By Jonathan Stempel
NEW YORK, June 9 (Reuters) - A U.S. judge on Tuesday granted preliminary approval to Visa's and Mastercard's revised $38 billion settlement with merchants who accused the card networks of charging too much to process payments on their credit cards.
U.S. District Judge Brian Cogan in Brooklyn, New York ruled nearly two years after a different judge rejected a proposed $30 billion settlement as too small.
The settlement announced last November was intended to end litigation that began
in 2005, when merchants accused Visa, Mastercard and banks of conspiring to violate U.S. antitrust laws, including through the collection of "swipe fees."
Some trade groups including the National Retail Federation, the Merchants Payments Coalition, and the National Association of Convenience Stores objected to the revised settlement as well.
They said it would leave merchants with the unwelcome choice of paying too much to accept the popular rewards cards that dominate the card market, or lose revenue by not accepting those cards.
Objectors included Walmart, which called the settlement a "gift" to Visa and Mastercard because it let them lock in anticompetitive conduct that has persisted for more than 30 years "without fear of being challenged by large national merchants."
Supporters included the Electronic Payments Coalition, whose members include the card networks and large issuers such as Bank of America, Capital One, Chase and Citibank.
Swipe fees, also known as interchange fees, totaled $118.8 billion for Visa and Mastercard in the United States in 2025, up from $111.2 billion in 2024 and $25.6 billion in 2009, the Merchants Payments Coalition said.

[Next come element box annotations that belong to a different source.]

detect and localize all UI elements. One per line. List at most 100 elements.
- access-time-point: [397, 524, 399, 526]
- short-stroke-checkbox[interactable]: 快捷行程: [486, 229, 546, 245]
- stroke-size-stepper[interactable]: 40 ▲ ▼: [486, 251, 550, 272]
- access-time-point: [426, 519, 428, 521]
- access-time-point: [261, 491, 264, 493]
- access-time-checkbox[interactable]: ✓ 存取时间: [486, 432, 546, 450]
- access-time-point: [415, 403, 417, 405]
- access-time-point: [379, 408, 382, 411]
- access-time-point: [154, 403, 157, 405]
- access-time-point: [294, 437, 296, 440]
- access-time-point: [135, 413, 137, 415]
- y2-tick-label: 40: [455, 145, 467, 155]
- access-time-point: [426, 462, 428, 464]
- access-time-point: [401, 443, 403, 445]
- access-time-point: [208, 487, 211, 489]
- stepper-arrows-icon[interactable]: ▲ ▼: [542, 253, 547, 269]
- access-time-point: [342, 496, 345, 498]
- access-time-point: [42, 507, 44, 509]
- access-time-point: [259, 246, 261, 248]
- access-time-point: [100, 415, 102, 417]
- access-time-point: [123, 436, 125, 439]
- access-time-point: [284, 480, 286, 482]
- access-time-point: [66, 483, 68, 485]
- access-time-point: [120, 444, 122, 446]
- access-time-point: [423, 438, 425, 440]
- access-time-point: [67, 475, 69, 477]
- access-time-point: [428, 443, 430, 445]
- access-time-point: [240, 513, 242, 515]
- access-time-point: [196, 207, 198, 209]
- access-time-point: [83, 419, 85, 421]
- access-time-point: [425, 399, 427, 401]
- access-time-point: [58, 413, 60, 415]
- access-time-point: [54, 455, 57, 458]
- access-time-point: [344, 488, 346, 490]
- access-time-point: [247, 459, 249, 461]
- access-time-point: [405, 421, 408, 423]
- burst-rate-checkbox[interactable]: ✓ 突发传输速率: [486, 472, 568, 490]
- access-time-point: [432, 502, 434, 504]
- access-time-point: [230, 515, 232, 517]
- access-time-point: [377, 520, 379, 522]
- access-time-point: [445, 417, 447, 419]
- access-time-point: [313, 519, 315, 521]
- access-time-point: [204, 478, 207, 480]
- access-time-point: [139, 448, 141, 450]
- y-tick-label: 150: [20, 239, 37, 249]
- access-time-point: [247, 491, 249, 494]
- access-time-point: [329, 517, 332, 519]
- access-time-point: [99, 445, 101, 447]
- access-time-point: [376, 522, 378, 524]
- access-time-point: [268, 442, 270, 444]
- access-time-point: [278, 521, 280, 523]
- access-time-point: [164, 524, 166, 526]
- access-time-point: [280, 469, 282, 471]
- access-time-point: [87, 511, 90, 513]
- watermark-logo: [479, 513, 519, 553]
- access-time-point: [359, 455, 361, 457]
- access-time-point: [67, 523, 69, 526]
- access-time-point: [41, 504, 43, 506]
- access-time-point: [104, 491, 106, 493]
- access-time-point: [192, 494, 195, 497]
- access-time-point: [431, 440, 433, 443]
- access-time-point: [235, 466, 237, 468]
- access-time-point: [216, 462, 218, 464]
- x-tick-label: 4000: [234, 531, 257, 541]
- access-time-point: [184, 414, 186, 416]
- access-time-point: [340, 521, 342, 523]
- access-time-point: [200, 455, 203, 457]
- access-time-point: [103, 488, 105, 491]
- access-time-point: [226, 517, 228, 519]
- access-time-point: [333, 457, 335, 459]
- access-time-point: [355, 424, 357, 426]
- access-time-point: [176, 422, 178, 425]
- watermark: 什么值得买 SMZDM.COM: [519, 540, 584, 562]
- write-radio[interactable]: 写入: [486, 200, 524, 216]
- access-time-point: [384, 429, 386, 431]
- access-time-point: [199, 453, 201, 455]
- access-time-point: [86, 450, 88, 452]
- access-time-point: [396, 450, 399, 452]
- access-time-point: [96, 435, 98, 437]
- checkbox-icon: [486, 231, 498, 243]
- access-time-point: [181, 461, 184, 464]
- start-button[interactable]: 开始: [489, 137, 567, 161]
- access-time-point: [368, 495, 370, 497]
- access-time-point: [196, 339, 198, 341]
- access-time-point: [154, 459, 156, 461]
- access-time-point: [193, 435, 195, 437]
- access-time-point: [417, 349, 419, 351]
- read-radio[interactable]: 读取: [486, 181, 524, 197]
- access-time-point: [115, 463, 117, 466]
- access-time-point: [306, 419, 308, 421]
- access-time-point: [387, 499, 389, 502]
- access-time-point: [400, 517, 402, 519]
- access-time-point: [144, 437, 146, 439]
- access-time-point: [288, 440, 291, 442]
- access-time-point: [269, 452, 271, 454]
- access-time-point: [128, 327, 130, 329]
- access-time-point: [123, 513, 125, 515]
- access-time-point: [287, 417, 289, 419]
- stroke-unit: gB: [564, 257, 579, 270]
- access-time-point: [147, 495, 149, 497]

The average fee was 2.36%.
SETTLEMENT PROPOSES FIVE-YEAR FEE CUT
The latest settlement called for Visa and Mastercard to lower swipe fees by 0.1 percentage point for five years, while standard consumer rates would be lowered to no more than 1.25% for eight years.
Merchants would get more options to impose surcharges on customers and could choose whether to accept categories of cards. These categories included commercial cards, premium consumer cards - including many rewards cards - and standard consumer cards.
Supporters of the settlement said that provision would end the "Honor All Cards" rule, which required merchants to accept all Visa and Mastercard cards or none.
Two experts hired by the plaintiffs, Nobel Prize-winning economist Joseph Stiglitz and University of Washington professor Keith Leffler, said the changes could save merchants $38 billion by 2031 and provide $224 billion of benefits overall, including to consumers.
The $30 billion settlement would have lowered swipe fees by 0.07 percentage points over five years and also allowed more surcharges.
In rejecting that accord in June 2024, U.S. District Judge Margo Brodie said fees would have still been above where they were absent any antitrust violations.
She also said the earlier settlement improperly stuck merchants with the "Honor All Cards" rule.
Walmart and other objectors called the changes illusory because merchants would still have to "honor all issuers" in a given network - meaning, for example, they could not accept cards from one bank and reject cards from another.